The clients, a virologist and a mathematician, feel compelled to share and advance awareness of art created by women, not only with friends but also with the public and the larger art world. In their home, visitors circulate from the gallery through the domestic space, each zone offering a different environment for experiencing the artwork. The street-level gallery, an internally reflective space in contrast to the outwardly-focused residential space, hosts exhibitions curated from their private collection and that of fellow-collectors. A site for artist and curator talks, the gallery increases public engagement in the arts both within the art world as well as within the scale of their own neighborhood. The gallery-house is a home, but also an inclusive provocation to the community. An active and nuanced relationship between inside and outside similarly guides the energy and thermal comfort strategy.
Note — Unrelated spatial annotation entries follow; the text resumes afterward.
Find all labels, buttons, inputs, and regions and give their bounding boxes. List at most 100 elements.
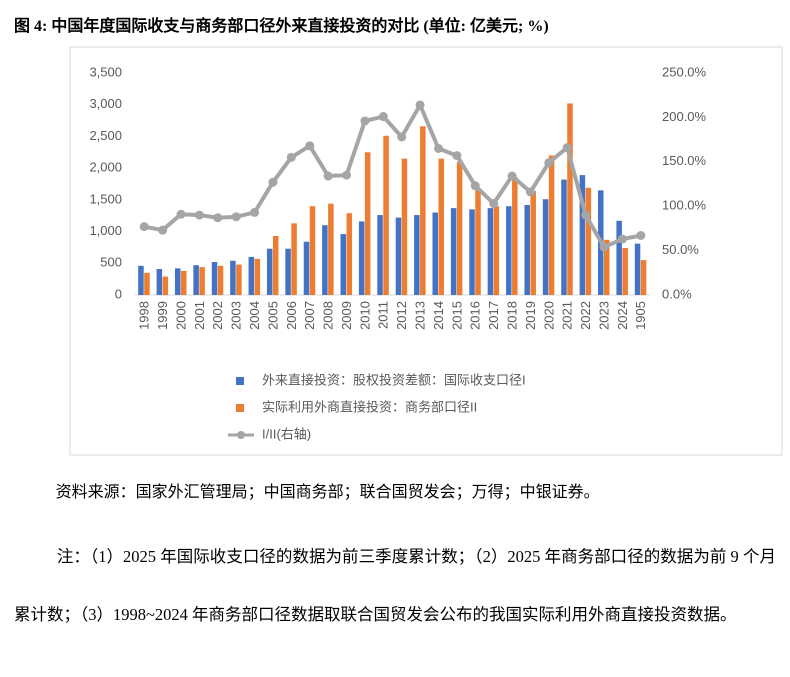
- line-marker: [213, 213, 223, 223]
- line-marker: [581, 210, 591, 220]
- legend-label: 外来直接投资：股权投资差额：国际收支口径I: [262, 372, 526, 387]
- y-tick-label: 2,500: [89, 128, 122, 143]
- bar: [340, 234, 347, 295]
- bar: [622, 248, 628, 295]
- x-tick-label: 2003: [229, 301, 244, 330]
- bar: [567, 103, 573, 296]
- x-tick-label: 2012: [394, 301, 409, 330]
- x-tick-label: 2022: [578, 301, 593, 330]
- bar: [616, 220, 622, 295]
- chart-frame: [69, 46, 783, 456]
- line-marker: [544, 158, 554, 168]
- legend-symbol: [237, 431, 245, 439]
- line-marker: [158, 225, 168, 235]
- line-marker: [342, 170, 352, 180]
- bar: [303, 241, 310, 295]
- line: [143, 102, 642, 250]
- line-marker: [176, 209, 186, 219]
- line-marker: [250, 207, 260, 217]
- legend-label: I/II(右轴): [262, 426, 311, 441]
- bar: [346, 213, 353, 295]
- line-marker: [489, 199, 499, 209]
- x-tick-label: 2024: [615, 301, 630, 330]
- y2-tick-label: 0.0%: [662, 286, 692, 301]
- y-tick-label: 3,000: [89, 96, 122, 111]
- bar: [230, 260, 236, 295]
- x-tick-label: 2015: [449, 301, 464, 330]
- y-tick-label: 3,500: [89, 64, 122, 79]
- bar: [432, 212, 438, 295]
- bar: [493, 206, 500, 295]
- bar: [377, 215, 383, 295]
- bar: [634, 243, 641, 295]
- bar: [456, 161, 463, 295]
- y2-tick-label: 50.0%: [662, 242, 699, 257]
- bar: [604, 239, 610, 295]
- bar: [358, 221, 365, 295]
- y2-tick-label: 150.0%: [662, 153, 707, 168]
- bar: [174, 268, 181, 295]
- x-tick-label: 1999: [155, 301, 170, 330]
- x-tick-label: 2008: [321, 301, 336, 330]
- legend-symbol: [236, 404, 244, 412]
- x-tick-label: 2019: [523, 301, 538, 330]
- bar: [585, 187, 592, 295]
- line-marker: [286, 152, 296, 162]
- legend-label: 实际利用外商直接投资：商务部口径II: [262, 399, 477, 414]
- line-marker: [525, 187, 535, 197]
- bar: [272, 236, 279, 295]
- bar: [450, 208, 457, 295]
- bar: [156, 268, 163, 295]
- line-marker: [470, 181, 480, 191]
- line-marker: [305, 141, 315, 151]
- x-tick-label: 2009: [339, 301, 354, 330]
- y-tick-label: 2,000: [89, 160, 122, 175]
- line-marker: [507, 171, 517, 181]
- line-marker: [433, 143, 443, 153]
- x-tick-label: 2000: [173, 301, 188, 330]
- bar: [180, 270, 187, 295]
- line-marker: [415, 100, 425, 110]
- x-tick-label: 2020: [541, 301, 556, 330]
- y2-tick-label: 200.0%: [662, 109, 707, 124]
- x-tick-label: 2001: [192, 301, 207, 330]
- bar: [487, 208, 494, 295]
- note: 注：（1）2025 年国际收支口径的数据为前三季度累计数；（2）2025 年商务…: [14, 547, 776, 624]
- bar: [530, 190, 536, 295]
- x-tick-label: 1905: [633, 301, 648, 330]
- bar: [266, 248, 273, 295]
- bar: [248, 256, 255, 295]
- x-tick-label: 2021: [560, 301, 575, 330]
- line-marker: [268, 177, 278, 187]
- bar: [328, 203, 334, 295]
- line-marker: [617, 234, 627, 244]
- x-tick-label: 2002: [210, 301, 225, 330]
- bar: [138, 265, 144, 295]
- line-marker: [139, 222, 149, 232]
- line-marker: [562, 143, 572, 153]
- x-tick-label: 2011: [376, 301, 391, 329]
- x-tick-label: 2010: [357, 301, 372, 330]
- y-tick-label: 1,000: [89, 223, 122, 238]
- line-marker: [599, 242, 609, 252]
- x-tick-label: 2006: [284, 301, 299, 330]
- line-marker: [452, 151, 462, 161]
- x-tick-label: 2014: [431, 301, 446, 330]
- legend-symbol: [236, 377, 244, 385]
- x-tick-label: 2005: [265, 301, 280, 330]
- figure-title: 图 4: 中国年度国际收支与商务部口径外来直接投资的对比 (单位: 亿美元; %…: [14, 18, 549, 35]
- x-tick-label: 2007: [302, 301, 317, 330]
- bar: [524, 204, 530, 295]
- bar: [542, 199, 549, 295]
- line-marker: [323, 171, 333, 181]
- bar: [640, 260, 647, 295]
- line-marker: [194, 210, 204, 220]
- bar: [401, 158, 408, 295]
- x-tick-label: 2016: [468, 301, 483, 330]
- bar: [193, 265, 199, 295]
- bar: [506, 206, 512, 295]
- bar: [561, 179, 567, 295]
- bar: [199, 267, 205, 295]
- line-marker: [397, 132, 407, 142]
- x-tick-label: 2023: [596, 301, 611, 330]
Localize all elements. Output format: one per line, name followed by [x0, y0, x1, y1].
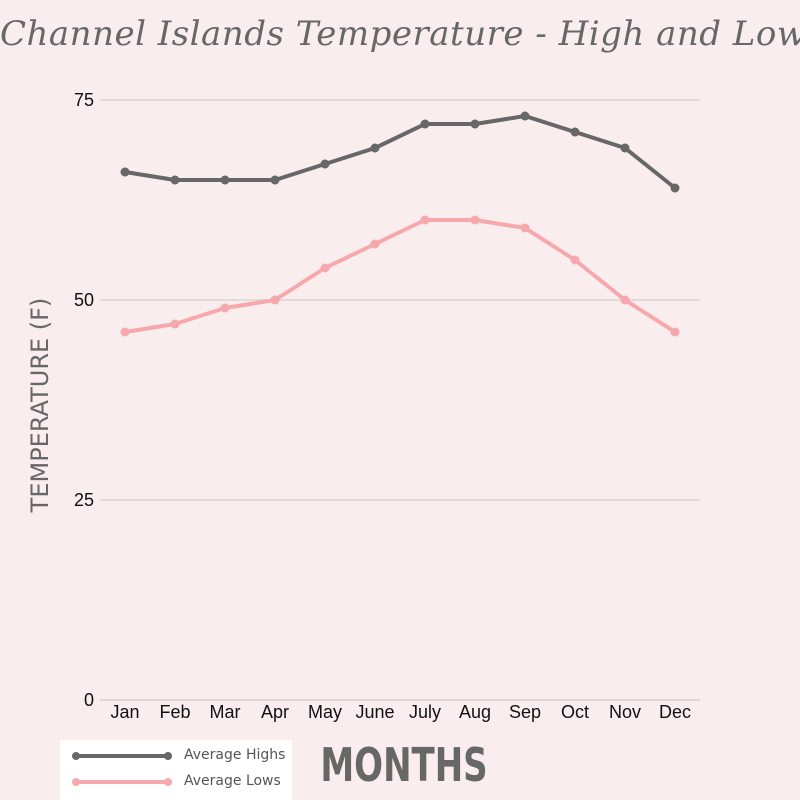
- data-point: [420, 119, 430, 129]
- x-tick-label: Sep: [509, 702, 541, 722]
- x-tick-label: June: [355, 702, 394, 722]
- data-point: [470, 119, 480, 129]
- x-tick-label: Oct: [561, 702, 589, 722]
- x-tick-label: Aug: [459, 702, 491, 722]
- data-point: [370, 239, 380, 249]
- data-point: [520, 223, 530, 233]
- data-point: [470, 215, 480, 225]
- legend-swatch-lows: [72, 778, 172, 786]
- x-tick-label: Mar: [210, 702, 241, 722]
- data-point: [120, 327, 130, 337]
- x-tick-label: Feb: [159, 702, 190, 722]
- y-tick-label: 75: [74, 90, 94, 110]
- x-tick-labels: Jan Feb Mar Apr May June July Aug Sep Oct Nov Dec: [110, 702, 691, 722]
- data-point: [670, 183, 680, 193]
- y-tick-label: 25: [74, 490, 94, 510]
- legend-item-highs: Average Highs: [60, 743, 292, 769]
- data-point: [670, 327, 680, 337]
- gridlines: [100, 99, 700, 701]
- y-tick-label: 0: [84, 690, 94, 710]
- series-line: [123, 218, 677, 334]
- series-layer: [120, 111, 680, 337]
- series-line: [123, 114, 677, 190]
- data-point: [320, 159, 330, 169]
- data-point: [270, 295, 280, 305]
- x-tick-label: Jan: [110, 702, 139, 722]
- data-point: [570, 255, 580, 265]
- chart-title: Channel Islands Temperature - High and L…: [0, 14, 800, 54]
- data-point: [320, 263, 330, 273]
- x-tick-label: Apr: [261, 702, 289, 722]
- y-tick-label: 50: [74, 290, 94, 310]
- legend-label-highs: Average Highs: [184, 747, 286, 763]
- legend-label-lows: Average Lows: [184, 773, 281, 789]
- data-point: [620, 295, 630, 305]
- legend: Average Highs Average Lows: [60, 740, 292, 800]
- legend-swatch-highs: [72, 752, 172, 760]
- x-tick-label: May: [308, 702, 342, 722]
- data-point: [620, 143, 630, 153]
- x-tick-label: Nov: [609, 702, 641, 722]
- chart-plot-area: 0 25 50 75 Jan Feb Mar Apr May June July Aug Sep Oct…: [74, 90, 700, 722]
- data-point: [570, 127, 580, 137]
- data-point: [420, 215, 430, 225]
- data-point: [170, 175, 180, 185]
- data-point: [520, 111, 530, 121]
- data-point: [120, 167, 130, 177]
- x-tick-label: July: [409, 702, 441, 722]
- y-tick-labels: 0 25 50 75: [74, 90, 94, 710]
- x-tick-label: Dec: [659, 702, 691, 722]
- data-point: [370, 143, 380, 153]
- data-point: [220, 303, 230, 313]
- data-point: [170, 319, 180, 329]
- x-axis-label: MONTHS: [320, 739, 488, 793]
- data-point: [270, 175, 280, 185]
- legend-item-lows: Average Lows: [60, 769, 292, 795]
- data-point: [220, 175, 230, 185]
- series-1: [120, 215, 680, 337]
- series-0: [120, 111, 680, 193]
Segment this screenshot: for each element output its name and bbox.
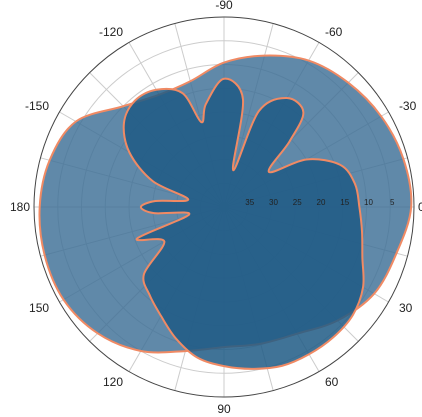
label-layer: 0 30 60 90 120 150 180 -150 -120 -90 -60 -30 5 10 15 20… <box>10 0 422 416</box>
angle-tick-label: 90 <box>217 402 231 416</box>
angle-tick-label: 0 <box>418 200 422 214</box>
radial-tick-label: 35 <box>245 198 254 207</box>
angle-tick-label: -30 <box>399 99 417 113</box>
radial-tick-label: 20 <box>317 198 326 207</box>
angle-tick-label: -150 <box>25 99 49 113</box>
series-layer <box>38 54 413 370</box>
angle-tick-label: -120 <box>99 25 123 39</box>
angle-tick-label: 30 <box>399 301 413 315</box>
angle-tick-label: 150 <box>29 301 49 315</box>
angle-tick-label: 60 <box>325 375 339 389</box>
angle-tick-label: -90 <box>215 0 233 12</box>
radial-tick-label: 15 <box>340 198 349 207</box>
radial-tick-label: 10 <box>364 198 373 207</box>
angle-tick-label: 180 <box>10 200 30 214</box>
radial-tick-label: 30 <box>269 198 278 207</box>
polar-outer-frame <box>33 16 415 398</box>
angle-tick-label: 120 <box>103 375 123 389</box>
radial-tick-label: 25 <box>293 198 302 207</box>
angle-tick-label: -60 <box>325 25 343 39</box>
series-area-2 <box>122 77 365 370</box>
radial-tick-label: 5 <box>390 198 395 207</box>
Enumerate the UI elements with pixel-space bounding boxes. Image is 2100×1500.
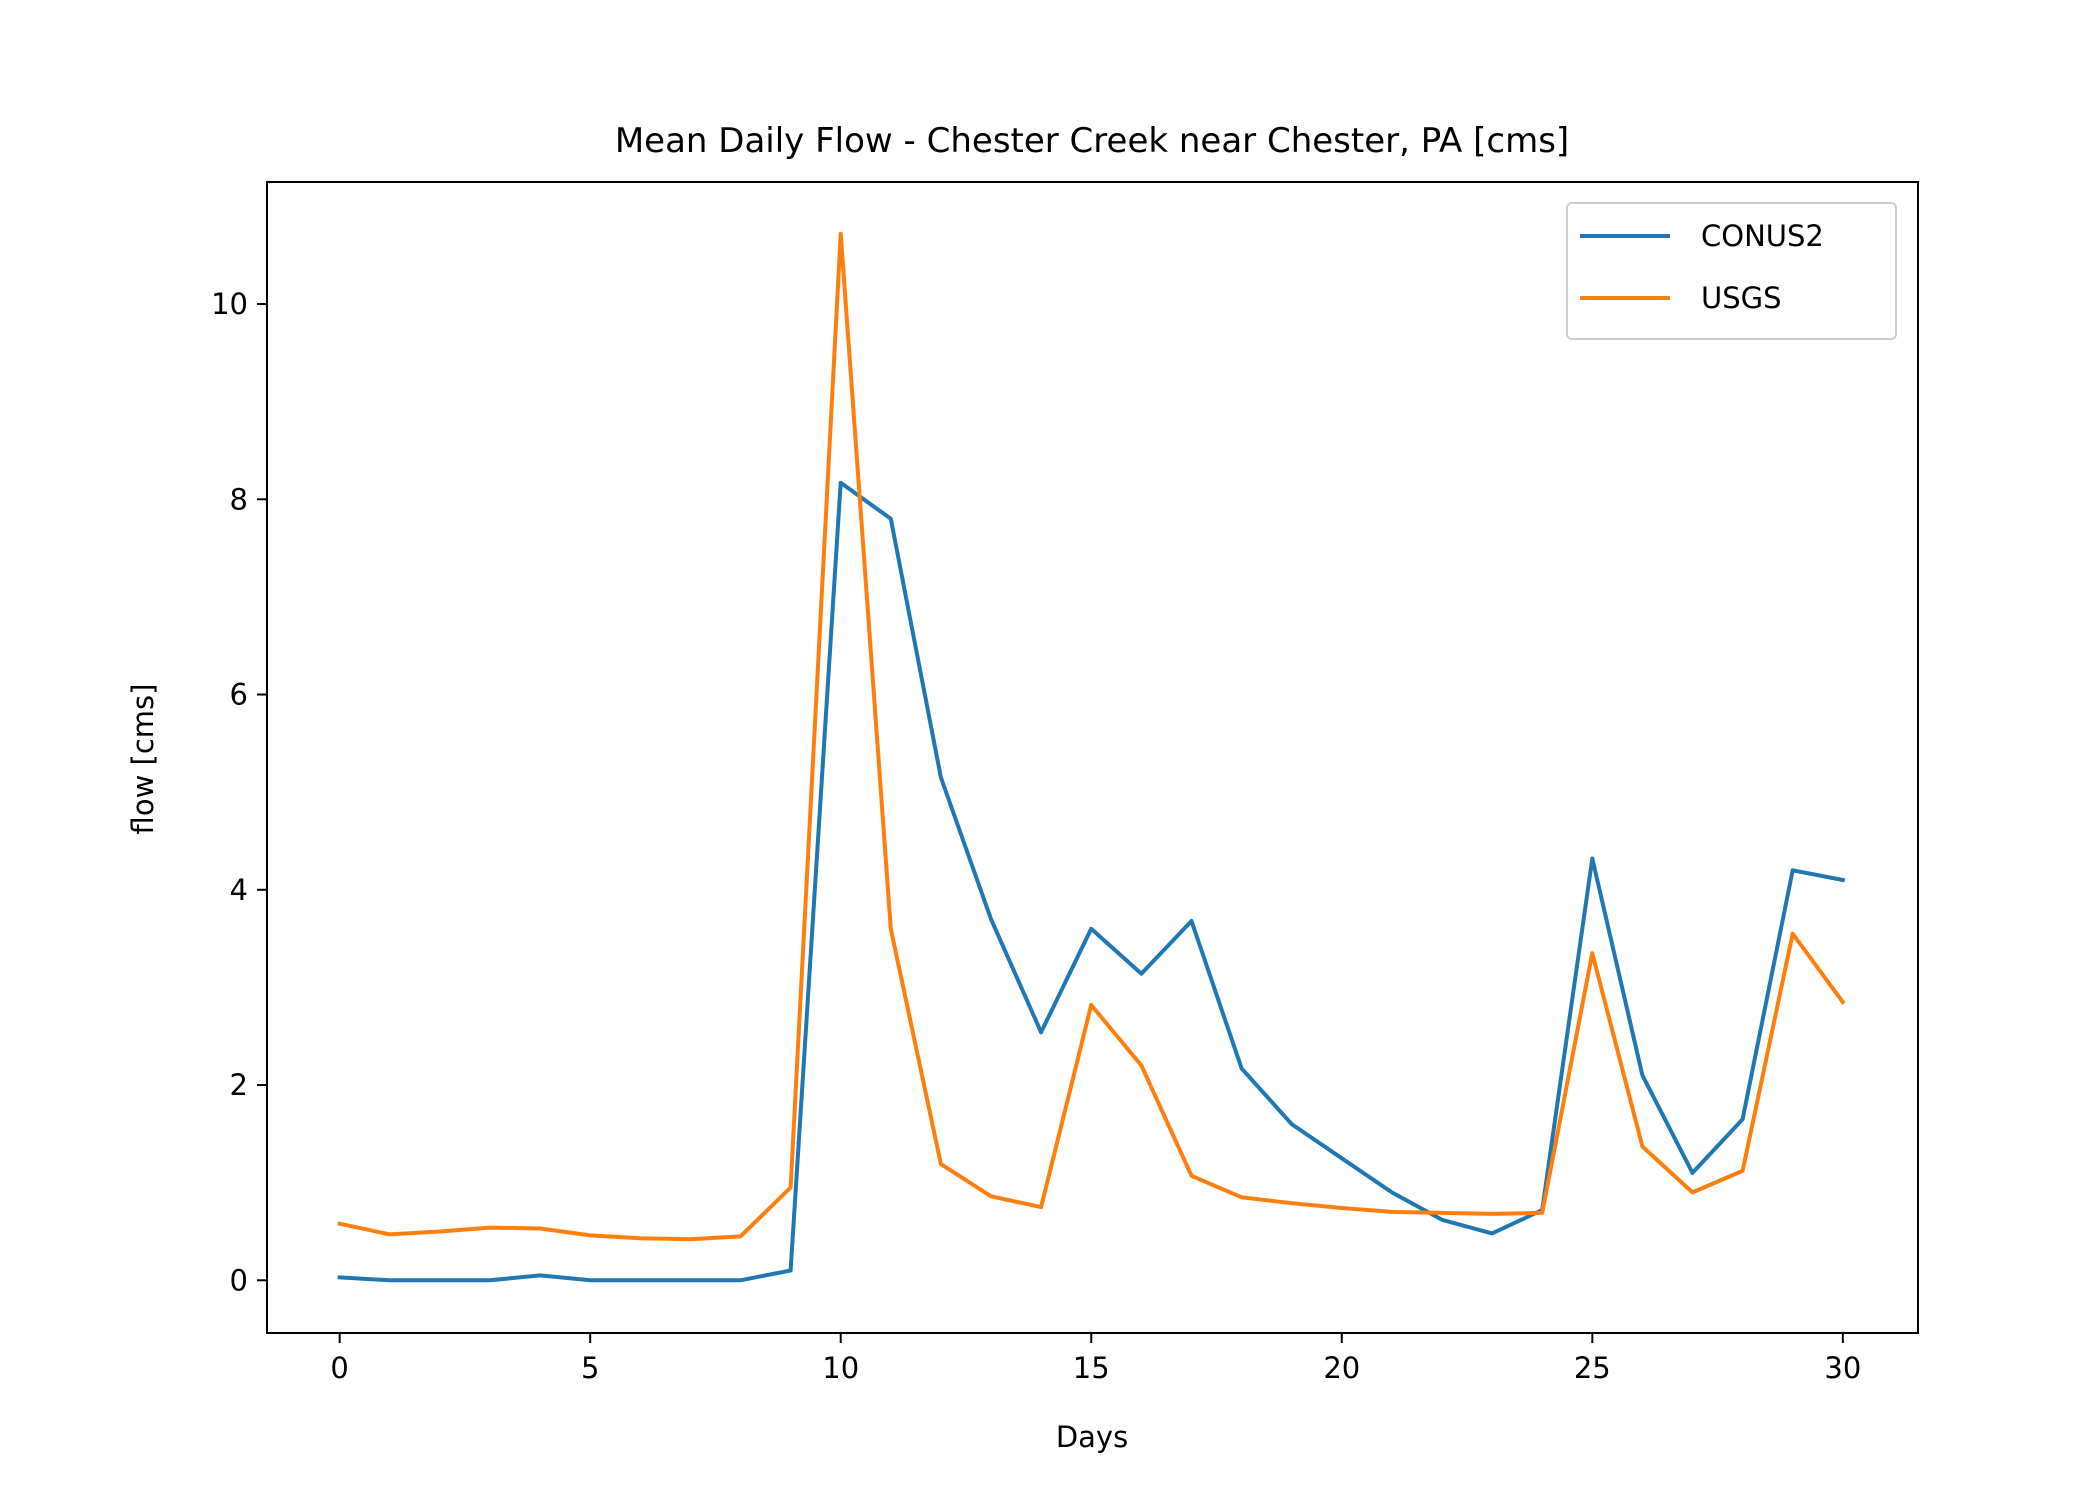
x-tick-label: 10: [822, 1351, 859, 1385]
x-tick-label: 25: [1574, 1351, 1611, 1385]
y-tick-label: 4: [230, 873, 248, 907]
legend-label-conus2: CONUS2: [1701, 219, 1824, 253]
series-line-conus2: [337, 480, 1846, 1283]
legend: CONUS2 USGS: [1566, 202, 1897, 340]
y-tick-label: 8: [230, 482, 248, 516]
plot-area: [337, 231, 1846, 1283]
y-tick-label: 2: [230, 1068, 248, 1102]
y-tick-label: 10: [211, 287, 248, 321]
x-tick-label: 30: [1824, 1351, 1861, 1385]
x-tick-label: 0: [330, 1351, 348, 1385]
legend-label-usgs: USGS: [1701, 281, 1782, 315]
y-tick-label: 0: [230, 1263, 248, 1297]
series-line-usgs: [337, 231, 1846, 1242]
y-tick-label: 6: [230, 678, 248, 712]
x-tick-label: 20: [1323, 1351, 1360, 1385]
x-tick-label: 5: [581, 1351, 599, 1385]
chart-title: Mean Daily Flow - Chester Creek near Che…: [615, 121, 1569, 161]
x-axis-label: Days: [1056, 1420, 1128, 1454]
y-axis-label: flow [cms]: [126, 684, 160, 835]
axes-frame: [266, 181, 1919, 1334]
axes: 0 5 10 15 20 25 30 0 2 4 6 8 10: [211, 181, 1919, 1385]
x-tick-label: 15: [1073, 1351, 1110, 1385]
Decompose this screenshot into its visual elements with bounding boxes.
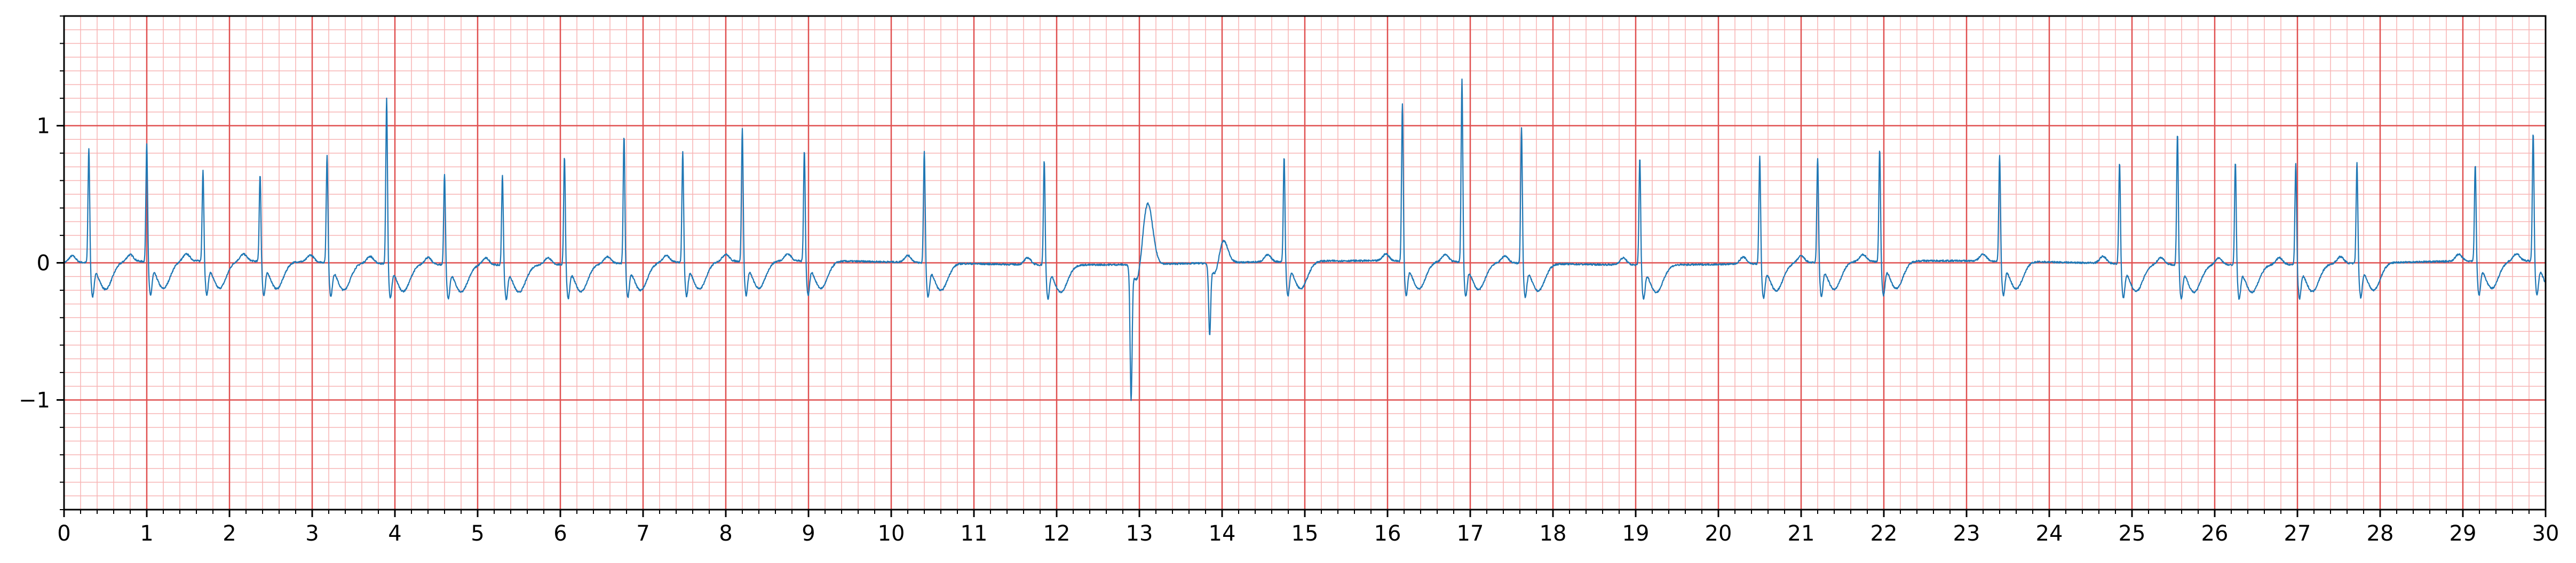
x-tick-label: 12 xyxy=(1043,521,1071,546)
x-tick-label: 15 xyxy=(1291,521,1319,546)
x-tick-label: 21 xyxy=(1788,521,1815,546)
x-tick-label: 27 xyxy=(2284,521,2311,546)
x-tick-label: 3 xyxy=(305,521,319,546)
x-tick-label: 25 xyxy=(2119,521,2146,546)
x-tick-label: 24 xyxy=(2036,521,2063,546)
x-tick-label: 29 xyxy=(2450,521,2477,546)
x-tick-label: 17 xyxy=(1457,521,1484,546)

Large operable window walls connect the upper floors to the park on the southeast and the city to the northwest. In contrast to this horizontal extension, a green roof with drought-resistant plants is pierced with skylights to bring intense daylight to the deeper interior rooms. Over the stairs, a sawtooth roof washes the space and its art with even north light. In the gallery, the south storefront’s diffusing glass is coupled with a northern skylight over the back display wall, providing daylight for the art throughout daily and seasonal cycles. The house and gallery track the cycles of climate and sky, from east to west and blue sky to fog.